Untidy:
For starters your original PHP statement:
$itemFullName = preg_replace("@^\b(([a-zA-Z]{1,3})?[0-9]{1,2}(\.|\-|X)[0-9]{1,2}(\s|\.|\-)?(X|x)?\s?[0-9]{1,3}\.?(([0-9]{1,3})?(X[0-9]{1,3})|(\s[0-9]\/[0-9]|\/[0-9]{1,3}))?(\s\#[0-9]{1,3}\/[0-9]{1,3})?)\s@", ' ', $itemFullName, -1, $sum);
would be much more readable (and maintainable) if you write it in free-spacing mode with comments like so:
Tidy:
$itemFullName = preg_replace("/(?#!php re_item_tidy Rev:20180207_0700)
^ # Anchor to start of string.
\b # String must begin with a word char.
( # $1: Unnecessary group.
([a-zA-Z]{1,3})? # $2: Optional 1-3 alphas.
[0-9]{1,2} # 1-2 decimal digits.
(\.|\-|X) # $3: Either a dot, hyphen or X.
[0-9]{1,2} # One or two decimal digits.
(\s|\.|\-)? # $4: Optional whitespace, dot or hyphen.
(X|x)? # $5: Optional X or x.
\s?[0-9]{1,3}\.? # Optional whitespace, 1-3 digits, optional dot.
( # $6: Optional ??? from 2 alternatives.

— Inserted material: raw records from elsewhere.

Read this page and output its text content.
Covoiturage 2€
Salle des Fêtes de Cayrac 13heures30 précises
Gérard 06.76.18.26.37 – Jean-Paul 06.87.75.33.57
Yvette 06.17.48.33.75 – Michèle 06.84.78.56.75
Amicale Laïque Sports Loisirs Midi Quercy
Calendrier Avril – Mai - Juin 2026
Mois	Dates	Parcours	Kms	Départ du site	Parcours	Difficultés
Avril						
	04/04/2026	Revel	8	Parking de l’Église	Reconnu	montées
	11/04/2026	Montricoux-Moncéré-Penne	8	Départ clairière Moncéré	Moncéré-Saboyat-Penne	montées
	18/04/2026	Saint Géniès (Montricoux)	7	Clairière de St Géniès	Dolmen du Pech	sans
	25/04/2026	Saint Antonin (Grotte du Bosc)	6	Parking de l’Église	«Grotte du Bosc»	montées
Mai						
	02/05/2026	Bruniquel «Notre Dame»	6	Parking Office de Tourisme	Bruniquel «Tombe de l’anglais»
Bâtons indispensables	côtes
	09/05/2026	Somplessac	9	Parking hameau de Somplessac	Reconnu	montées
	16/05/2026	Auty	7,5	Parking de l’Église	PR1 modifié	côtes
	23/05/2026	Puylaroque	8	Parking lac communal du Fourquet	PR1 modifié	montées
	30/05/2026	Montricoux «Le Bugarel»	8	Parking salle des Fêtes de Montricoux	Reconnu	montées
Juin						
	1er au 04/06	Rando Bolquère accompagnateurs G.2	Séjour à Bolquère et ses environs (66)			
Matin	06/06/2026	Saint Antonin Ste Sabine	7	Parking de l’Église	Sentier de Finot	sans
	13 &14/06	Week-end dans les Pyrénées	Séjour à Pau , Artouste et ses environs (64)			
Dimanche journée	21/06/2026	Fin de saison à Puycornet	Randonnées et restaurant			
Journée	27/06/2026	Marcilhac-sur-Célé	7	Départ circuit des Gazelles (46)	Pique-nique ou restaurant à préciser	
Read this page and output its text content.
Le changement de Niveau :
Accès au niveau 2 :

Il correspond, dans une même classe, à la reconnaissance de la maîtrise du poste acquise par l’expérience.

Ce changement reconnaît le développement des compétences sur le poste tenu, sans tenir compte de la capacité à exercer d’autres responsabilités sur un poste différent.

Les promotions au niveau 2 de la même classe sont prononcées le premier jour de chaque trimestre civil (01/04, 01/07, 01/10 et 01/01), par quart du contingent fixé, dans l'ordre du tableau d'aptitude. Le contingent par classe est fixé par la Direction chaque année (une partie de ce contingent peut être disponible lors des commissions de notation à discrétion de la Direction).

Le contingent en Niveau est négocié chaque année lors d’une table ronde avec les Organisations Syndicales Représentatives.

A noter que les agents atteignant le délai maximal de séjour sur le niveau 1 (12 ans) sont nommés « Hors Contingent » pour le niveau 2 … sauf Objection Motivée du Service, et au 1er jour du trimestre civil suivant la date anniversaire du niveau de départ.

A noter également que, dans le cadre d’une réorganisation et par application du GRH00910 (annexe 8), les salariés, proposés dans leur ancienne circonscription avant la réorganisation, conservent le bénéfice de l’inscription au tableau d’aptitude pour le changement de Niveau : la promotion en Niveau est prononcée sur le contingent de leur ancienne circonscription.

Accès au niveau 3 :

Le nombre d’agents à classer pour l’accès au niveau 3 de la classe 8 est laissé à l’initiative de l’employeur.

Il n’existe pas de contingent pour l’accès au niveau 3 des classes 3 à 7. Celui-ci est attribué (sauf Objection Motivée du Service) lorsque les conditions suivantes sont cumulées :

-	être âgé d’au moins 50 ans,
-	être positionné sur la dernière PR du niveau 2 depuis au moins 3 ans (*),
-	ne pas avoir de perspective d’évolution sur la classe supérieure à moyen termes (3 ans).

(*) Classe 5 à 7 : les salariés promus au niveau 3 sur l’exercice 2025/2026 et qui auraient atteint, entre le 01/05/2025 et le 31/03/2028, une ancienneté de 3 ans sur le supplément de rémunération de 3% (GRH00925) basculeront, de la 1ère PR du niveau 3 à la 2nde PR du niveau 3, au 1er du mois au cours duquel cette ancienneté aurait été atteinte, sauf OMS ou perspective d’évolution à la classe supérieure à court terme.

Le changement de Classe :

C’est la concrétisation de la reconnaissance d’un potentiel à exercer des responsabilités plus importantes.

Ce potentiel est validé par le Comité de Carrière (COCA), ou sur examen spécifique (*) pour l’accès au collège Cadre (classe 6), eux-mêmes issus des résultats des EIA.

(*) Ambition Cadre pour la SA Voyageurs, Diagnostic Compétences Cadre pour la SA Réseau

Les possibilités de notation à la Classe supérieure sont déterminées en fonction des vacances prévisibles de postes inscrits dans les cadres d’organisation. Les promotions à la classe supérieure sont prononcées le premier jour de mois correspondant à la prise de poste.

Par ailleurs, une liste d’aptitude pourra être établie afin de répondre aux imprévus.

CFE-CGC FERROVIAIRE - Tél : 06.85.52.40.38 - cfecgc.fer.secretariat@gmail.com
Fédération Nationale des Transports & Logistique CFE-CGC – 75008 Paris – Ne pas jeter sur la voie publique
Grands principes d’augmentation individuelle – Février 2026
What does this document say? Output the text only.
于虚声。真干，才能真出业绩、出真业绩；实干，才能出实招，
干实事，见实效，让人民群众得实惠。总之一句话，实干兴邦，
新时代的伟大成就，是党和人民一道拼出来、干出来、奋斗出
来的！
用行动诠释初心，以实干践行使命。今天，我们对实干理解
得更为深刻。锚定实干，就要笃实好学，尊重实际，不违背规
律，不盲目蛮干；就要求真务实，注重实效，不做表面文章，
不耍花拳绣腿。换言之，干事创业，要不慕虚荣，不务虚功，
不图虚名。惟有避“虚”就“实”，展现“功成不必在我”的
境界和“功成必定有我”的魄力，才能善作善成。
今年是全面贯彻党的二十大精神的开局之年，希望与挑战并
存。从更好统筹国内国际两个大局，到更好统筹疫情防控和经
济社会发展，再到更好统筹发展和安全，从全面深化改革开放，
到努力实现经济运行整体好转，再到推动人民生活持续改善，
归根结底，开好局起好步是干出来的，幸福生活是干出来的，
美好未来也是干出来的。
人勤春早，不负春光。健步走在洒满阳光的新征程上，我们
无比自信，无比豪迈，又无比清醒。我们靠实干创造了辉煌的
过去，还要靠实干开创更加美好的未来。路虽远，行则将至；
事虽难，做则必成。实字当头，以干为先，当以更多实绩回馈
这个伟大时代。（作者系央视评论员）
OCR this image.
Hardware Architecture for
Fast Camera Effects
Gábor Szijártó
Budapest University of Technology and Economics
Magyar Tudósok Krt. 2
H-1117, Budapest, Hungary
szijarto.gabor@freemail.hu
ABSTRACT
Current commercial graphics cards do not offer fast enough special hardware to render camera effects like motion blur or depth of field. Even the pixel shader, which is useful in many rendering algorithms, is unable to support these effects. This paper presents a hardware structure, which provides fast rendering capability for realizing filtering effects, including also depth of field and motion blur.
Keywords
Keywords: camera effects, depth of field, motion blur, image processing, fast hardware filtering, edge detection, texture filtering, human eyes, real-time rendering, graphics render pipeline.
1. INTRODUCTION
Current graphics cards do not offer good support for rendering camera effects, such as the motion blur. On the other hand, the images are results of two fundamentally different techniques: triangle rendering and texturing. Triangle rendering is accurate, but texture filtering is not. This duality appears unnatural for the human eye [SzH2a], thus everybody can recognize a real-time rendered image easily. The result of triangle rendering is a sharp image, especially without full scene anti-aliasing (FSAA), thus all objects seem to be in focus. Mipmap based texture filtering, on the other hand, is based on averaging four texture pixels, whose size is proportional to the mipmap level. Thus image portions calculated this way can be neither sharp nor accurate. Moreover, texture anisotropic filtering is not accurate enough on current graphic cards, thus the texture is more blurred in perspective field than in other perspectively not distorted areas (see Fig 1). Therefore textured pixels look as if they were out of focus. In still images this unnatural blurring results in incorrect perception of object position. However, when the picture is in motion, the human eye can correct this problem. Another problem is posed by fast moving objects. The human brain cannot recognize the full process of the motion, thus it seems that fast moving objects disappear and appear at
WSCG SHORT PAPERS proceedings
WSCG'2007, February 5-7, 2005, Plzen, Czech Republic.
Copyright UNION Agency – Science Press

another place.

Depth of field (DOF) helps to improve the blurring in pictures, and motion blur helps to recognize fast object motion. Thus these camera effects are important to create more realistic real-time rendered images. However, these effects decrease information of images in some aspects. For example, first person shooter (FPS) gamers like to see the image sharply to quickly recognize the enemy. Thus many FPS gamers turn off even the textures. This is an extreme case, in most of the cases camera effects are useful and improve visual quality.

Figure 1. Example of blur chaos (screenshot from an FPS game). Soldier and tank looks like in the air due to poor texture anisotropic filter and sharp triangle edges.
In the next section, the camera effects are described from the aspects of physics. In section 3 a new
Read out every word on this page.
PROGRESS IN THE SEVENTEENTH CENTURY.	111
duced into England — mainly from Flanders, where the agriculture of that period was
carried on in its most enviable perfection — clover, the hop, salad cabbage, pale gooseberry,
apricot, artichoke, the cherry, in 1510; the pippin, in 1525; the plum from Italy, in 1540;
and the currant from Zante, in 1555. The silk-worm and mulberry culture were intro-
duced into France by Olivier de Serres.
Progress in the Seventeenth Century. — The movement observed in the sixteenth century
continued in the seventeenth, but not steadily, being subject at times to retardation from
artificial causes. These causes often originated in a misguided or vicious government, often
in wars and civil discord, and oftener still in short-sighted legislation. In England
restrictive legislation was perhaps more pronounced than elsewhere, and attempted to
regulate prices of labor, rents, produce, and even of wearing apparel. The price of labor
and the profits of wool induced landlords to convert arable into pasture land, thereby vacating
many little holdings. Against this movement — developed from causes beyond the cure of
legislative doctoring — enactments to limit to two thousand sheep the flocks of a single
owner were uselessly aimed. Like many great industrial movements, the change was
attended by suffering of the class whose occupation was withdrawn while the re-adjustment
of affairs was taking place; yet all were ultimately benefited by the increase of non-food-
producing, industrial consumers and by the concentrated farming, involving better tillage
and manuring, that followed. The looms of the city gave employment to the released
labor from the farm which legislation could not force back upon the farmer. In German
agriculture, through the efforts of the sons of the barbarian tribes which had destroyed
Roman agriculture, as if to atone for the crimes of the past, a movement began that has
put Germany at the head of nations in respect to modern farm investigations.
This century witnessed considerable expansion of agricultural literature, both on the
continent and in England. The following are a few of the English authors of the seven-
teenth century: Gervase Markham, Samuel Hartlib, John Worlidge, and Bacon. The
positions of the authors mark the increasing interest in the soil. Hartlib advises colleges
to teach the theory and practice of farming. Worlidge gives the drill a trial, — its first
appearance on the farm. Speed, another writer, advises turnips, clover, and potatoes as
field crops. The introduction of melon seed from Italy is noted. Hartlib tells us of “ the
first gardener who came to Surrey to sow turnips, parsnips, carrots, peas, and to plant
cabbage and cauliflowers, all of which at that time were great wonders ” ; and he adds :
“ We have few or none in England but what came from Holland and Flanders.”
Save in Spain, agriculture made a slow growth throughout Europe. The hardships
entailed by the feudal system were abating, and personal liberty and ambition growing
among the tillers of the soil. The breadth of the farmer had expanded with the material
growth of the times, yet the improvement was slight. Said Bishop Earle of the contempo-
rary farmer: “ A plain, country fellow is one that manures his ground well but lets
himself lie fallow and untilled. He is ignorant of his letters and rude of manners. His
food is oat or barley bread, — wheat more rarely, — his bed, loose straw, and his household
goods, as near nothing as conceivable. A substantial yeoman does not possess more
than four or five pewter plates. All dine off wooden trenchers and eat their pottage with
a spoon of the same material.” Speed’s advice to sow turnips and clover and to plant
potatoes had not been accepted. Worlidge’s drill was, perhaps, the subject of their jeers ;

([0-9]{1,3})? # Either a1of2 $7: Optional 1-3 digits.
(X[0-9]{1,3}) # $8: X and 1-3 digits.
| ( # Or a2of2 $9: one ??? from 2 alternatives.
\s[0-9]\/[0-9] # Either a1of2.
| \/[0-9]{1,3} # Or a2of2.
) # End $9: one ??? from 2 alternatives.
)? # End $6: optional ??? from 2 alternatives.
( # $10: Optional sequence.
\s\#[0-9]{1,3} # whitespace, hash, 1-3 digits.
\/[0-9]{1,3} # Forward slash, 1-3 digits.
)? # End $10: Optional sequence
) # End $1: Unnecessary group.
\s # End with a single whitespace char.
/x", ' ', $itemFullName, -1, $sum);
Critique:
This regex is really not bad performance-wise. It has a start of string anchor at the start which helps it fail quickly for non-matching strings. It also does not have any backtracking problems. However, there are a few minor improvements which can be made:
- There are three groups of alternatives where each of the alternatives consists of only one character - each of these can be replaced with a simple character class.
- There are 10 capture groups but preg_replace uses none of the captured data. These capture groups can be changed to be non-capturing.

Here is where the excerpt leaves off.